Putain... Je pourrai crever pour cette femme.
– Bon, je vais te laisser, il faut que je retourne voir si mes ânes ont pas incendié la salle à manger. Que Dieu te garde ma chérie, au revoir.
– Au revoir Khadija.
D'un geste rapide je me frottai les yeux, la gorge serrée, avant de retourner dans le salon où les conversations allaient bon train.
– Genre tu parles kabyle ? s'étonna Hakim.
– Pas couramment, mais je peux tenir une conversation. La mère de Tarek s'est beaucoup occupé de nous quand on était môme et ça parlait quasiment que comme ça chez eux, alors on a choppé des morceaux de la langue.
Hakim fit une moue étonnée. Eh ouais mon pote, tu savais pas tout sur moi !
– Et du coup ? me questionna Raph.
– Elle m'appelait pour me remercier. Bouhied lui a raconté toutes ses conneries et elle me remerciait d'avoir été là pour lui et elle m'a dit qu'elle aurait aimé que je sois sa fille.
– Ah c'est pour ça que t'as les cils un peu mouillés miskine ! me lança Idriss.
Je lui jetai une capsule de bière en riant :
– Ta gueule ! Ça m'a touché j'avoue.

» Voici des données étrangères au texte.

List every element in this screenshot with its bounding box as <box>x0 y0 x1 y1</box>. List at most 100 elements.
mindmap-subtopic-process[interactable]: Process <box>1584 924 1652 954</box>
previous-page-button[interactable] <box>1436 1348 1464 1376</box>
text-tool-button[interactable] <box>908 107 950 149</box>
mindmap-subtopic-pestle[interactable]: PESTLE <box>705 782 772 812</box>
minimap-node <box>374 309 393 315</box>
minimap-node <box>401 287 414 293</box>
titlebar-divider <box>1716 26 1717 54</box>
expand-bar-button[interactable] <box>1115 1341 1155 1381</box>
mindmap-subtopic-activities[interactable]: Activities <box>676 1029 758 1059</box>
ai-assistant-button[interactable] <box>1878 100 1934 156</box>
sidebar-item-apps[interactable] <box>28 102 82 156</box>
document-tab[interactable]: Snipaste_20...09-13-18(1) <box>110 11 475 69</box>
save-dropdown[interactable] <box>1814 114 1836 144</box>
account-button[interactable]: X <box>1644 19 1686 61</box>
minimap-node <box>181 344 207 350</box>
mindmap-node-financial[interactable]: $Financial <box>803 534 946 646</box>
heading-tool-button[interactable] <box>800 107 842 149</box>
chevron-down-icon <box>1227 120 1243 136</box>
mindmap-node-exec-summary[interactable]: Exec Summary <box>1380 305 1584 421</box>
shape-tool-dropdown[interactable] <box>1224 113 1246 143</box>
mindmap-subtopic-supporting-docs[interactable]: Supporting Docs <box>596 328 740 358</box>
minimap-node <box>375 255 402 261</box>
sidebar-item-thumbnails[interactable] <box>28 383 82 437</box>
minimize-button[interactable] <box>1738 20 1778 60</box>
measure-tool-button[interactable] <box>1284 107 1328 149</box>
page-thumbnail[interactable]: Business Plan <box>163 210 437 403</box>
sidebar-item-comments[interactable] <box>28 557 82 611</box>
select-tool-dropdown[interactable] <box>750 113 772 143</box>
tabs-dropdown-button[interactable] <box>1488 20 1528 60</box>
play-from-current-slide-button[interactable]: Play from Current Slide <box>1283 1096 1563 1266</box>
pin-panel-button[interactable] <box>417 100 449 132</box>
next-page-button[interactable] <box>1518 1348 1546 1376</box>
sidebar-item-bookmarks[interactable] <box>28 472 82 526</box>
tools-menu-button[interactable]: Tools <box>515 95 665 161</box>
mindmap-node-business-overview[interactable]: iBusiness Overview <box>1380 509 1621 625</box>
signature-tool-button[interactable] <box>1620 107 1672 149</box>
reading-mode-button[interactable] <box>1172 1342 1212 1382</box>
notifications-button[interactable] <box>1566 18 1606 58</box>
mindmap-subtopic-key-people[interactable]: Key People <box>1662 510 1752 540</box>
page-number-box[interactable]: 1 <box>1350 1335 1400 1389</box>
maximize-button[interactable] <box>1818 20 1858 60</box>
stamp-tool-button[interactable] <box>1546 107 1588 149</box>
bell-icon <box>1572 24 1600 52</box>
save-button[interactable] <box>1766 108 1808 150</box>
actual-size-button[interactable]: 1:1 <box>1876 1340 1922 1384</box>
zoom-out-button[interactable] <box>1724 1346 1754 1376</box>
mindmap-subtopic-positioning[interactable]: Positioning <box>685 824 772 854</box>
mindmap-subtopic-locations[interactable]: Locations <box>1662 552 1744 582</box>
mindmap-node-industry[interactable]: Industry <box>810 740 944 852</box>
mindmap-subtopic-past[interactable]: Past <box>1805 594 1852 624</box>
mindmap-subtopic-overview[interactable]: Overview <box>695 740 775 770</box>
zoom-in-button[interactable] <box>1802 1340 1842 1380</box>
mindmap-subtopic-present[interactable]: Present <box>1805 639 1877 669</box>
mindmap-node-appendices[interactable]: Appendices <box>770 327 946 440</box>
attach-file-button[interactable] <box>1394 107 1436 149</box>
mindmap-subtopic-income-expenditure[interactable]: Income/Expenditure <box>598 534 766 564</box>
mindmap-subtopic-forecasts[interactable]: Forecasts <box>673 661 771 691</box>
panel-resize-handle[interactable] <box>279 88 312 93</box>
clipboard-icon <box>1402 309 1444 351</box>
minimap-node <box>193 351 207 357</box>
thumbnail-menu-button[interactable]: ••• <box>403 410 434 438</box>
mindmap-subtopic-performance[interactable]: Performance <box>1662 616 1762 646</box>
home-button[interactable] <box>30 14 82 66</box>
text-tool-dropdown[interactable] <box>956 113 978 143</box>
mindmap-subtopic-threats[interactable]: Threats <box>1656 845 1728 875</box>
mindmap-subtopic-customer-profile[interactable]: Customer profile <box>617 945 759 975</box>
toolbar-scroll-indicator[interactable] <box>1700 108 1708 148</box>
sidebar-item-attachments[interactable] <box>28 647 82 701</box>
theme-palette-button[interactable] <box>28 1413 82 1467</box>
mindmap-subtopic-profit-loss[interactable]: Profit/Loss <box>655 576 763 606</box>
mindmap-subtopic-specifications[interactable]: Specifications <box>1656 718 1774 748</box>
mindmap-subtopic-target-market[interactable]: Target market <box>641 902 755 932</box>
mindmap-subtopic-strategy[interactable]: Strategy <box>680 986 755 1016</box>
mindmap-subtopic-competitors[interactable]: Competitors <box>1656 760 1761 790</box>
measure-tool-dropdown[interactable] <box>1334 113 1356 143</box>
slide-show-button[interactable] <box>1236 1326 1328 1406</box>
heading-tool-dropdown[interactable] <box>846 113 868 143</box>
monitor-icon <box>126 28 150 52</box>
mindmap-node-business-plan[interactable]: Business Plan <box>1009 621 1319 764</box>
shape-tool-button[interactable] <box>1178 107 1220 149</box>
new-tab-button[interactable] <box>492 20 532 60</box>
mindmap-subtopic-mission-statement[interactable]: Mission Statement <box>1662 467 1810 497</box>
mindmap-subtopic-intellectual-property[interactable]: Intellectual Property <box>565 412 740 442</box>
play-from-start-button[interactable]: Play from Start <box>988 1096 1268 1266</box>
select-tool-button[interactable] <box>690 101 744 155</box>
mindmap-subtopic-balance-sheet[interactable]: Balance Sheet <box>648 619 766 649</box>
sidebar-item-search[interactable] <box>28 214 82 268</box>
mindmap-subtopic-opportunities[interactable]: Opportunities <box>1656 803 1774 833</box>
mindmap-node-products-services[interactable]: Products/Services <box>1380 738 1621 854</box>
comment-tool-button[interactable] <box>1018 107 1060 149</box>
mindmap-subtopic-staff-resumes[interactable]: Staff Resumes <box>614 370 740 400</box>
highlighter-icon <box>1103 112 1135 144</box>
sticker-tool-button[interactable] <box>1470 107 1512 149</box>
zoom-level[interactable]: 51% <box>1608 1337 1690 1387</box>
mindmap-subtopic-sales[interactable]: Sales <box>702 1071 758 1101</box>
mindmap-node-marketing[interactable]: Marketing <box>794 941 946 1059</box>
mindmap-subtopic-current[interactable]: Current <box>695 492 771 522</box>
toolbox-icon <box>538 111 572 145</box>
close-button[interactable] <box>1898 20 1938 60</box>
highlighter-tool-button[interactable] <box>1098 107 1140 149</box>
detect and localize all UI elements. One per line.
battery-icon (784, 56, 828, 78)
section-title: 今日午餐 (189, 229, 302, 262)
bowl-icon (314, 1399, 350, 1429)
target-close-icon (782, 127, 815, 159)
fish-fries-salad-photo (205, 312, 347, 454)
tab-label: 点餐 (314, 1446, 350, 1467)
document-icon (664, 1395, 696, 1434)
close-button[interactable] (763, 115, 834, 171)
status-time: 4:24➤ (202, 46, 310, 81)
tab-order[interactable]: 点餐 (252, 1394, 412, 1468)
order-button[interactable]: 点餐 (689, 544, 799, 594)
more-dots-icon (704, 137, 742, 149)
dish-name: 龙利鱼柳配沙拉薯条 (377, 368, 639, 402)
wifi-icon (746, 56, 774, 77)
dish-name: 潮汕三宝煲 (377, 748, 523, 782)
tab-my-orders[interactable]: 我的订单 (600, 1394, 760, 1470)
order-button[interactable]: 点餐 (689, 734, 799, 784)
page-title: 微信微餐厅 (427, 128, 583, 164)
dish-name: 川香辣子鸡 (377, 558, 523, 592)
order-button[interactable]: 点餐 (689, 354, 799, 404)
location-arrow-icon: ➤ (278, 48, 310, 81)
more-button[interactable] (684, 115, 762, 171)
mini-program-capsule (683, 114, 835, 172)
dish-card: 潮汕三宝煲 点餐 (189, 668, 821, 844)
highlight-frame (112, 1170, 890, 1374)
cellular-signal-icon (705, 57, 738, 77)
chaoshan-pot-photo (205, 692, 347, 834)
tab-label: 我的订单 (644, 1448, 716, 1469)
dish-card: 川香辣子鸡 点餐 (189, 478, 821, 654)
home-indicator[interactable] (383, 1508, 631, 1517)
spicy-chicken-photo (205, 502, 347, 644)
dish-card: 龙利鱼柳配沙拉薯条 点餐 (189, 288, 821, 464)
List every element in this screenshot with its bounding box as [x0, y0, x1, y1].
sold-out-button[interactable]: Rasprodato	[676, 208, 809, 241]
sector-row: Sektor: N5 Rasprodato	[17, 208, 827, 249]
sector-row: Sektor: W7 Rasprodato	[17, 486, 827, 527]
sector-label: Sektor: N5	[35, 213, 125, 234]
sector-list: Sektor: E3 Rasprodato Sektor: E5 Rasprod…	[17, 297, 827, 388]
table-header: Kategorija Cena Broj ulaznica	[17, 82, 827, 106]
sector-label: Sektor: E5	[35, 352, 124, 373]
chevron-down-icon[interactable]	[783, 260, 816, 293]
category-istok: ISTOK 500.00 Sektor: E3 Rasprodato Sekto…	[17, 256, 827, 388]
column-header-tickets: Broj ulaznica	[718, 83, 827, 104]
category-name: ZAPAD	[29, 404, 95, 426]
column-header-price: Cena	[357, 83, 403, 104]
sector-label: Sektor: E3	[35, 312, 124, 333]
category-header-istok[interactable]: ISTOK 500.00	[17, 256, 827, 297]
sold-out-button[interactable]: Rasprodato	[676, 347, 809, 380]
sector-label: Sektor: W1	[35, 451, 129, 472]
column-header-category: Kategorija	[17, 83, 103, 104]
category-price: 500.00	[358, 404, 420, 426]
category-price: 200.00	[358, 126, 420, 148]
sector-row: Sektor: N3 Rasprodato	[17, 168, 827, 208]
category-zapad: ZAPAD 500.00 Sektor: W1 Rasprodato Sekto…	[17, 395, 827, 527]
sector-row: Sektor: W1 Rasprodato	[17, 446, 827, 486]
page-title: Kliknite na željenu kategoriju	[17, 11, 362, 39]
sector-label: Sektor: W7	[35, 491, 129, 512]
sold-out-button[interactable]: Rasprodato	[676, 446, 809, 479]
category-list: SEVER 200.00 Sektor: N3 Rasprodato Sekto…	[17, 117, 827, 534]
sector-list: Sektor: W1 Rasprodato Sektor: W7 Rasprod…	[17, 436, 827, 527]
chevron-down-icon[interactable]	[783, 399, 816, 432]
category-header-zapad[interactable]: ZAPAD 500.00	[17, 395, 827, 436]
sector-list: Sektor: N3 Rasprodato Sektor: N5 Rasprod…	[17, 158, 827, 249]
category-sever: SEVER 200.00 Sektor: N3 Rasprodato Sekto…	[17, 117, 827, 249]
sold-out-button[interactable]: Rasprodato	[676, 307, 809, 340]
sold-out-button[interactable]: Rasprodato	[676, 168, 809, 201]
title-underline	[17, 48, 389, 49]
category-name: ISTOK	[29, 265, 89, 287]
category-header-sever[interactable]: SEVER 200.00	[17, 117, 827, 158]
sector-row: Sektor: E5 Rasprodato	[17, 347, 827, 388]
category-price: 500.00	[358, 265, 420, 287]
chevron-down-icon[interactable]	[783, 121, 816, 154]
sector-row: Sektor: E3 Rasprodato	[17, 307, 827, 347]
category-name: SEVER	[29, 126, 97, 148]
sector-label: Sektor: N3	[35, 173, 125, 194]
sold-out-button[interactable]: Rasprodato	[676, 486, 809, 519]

Elle est vraiment merveilleuse cette femme.
– En vrai au final c'est un peu notre mère aussi... songea Raphaël.
Je hochai la tête. C'était vrai. Même si notre mère nous manquait, on avait moins connu cette figure maternelle que celle de Khadija.
– Je donnerais ma vie pour elle, dis-je. Elle a fait tellement de sacrifice pour nous alors qu'on est même pas ses enfants. Je te jure, quand je serai prise en équipe de France je lui achèterai un bête d'appart sur les hauteurs de Dijon.
– Faudrait-il déjà que tu sois sélectionnée, me chambra Deen à qui je tirai la langue.
– Elle nous considère comme ces mômes alors qu'on lui en a fait baver comme jamais, continua Raphaël sans faire attention à son intervention.
– Comment ça ? demanda Ken.
– Bah avec Tarek et Hugo on faisait un max de conneries, elle nous a choppé pas mal de fois, on lui a promis un nombre incalculable de fois qu'on arrêtait, tout ça pour recommencer le lendemain et la décevoir encore. Y'a pas que notre père qui venait nous chercher au commissariat, souvent Khadija s'en chargeait aussi et étant gamin on lui a pas vraiment montré qu'on était reconnaissants, on s'en battait un peu les couilles. Alors qu'elle et notre père étaient en galère, nous on leur rajoutait encore plus de problèmes.
– Je te jure, je comprends pas pourquoi elle aurait aimé qu'on soit ses vrais gosses, on était vraiment des p'tites merde, souffla mon frère.
– En même temps je la comprends, continuai-je avec un sourire rieur sur une note plus légère. Son aîné c'est Bouhied, s'teuplait, payes ton exemple ! Pas étonnant que les trois autres arrivent pas à suivre !
– Pauvre femme, si seulement elle nous avait eu juste nous, enchéris mon frère.
Tout le monde rigola.
– W'Allah vous êtes vraiment des raclures ! s'insurgea Moh. Vous imaginez ils parlent de nous comme aç quand ils sont avec leurs potes ? Fais gaffe à toi Elma parce qu'on est pas encore marié, les choses peuvent vite changer !
Je me tordis de rire. Putain il me tuait ce gars.
– Bah fais-vite changer les choses alors, moi j'attends que ça depuis des semaines !
Moh se renfrogna et des éclats de rire retentirent.
Qu'est-ce que j'aimais cette bande d'abrutis.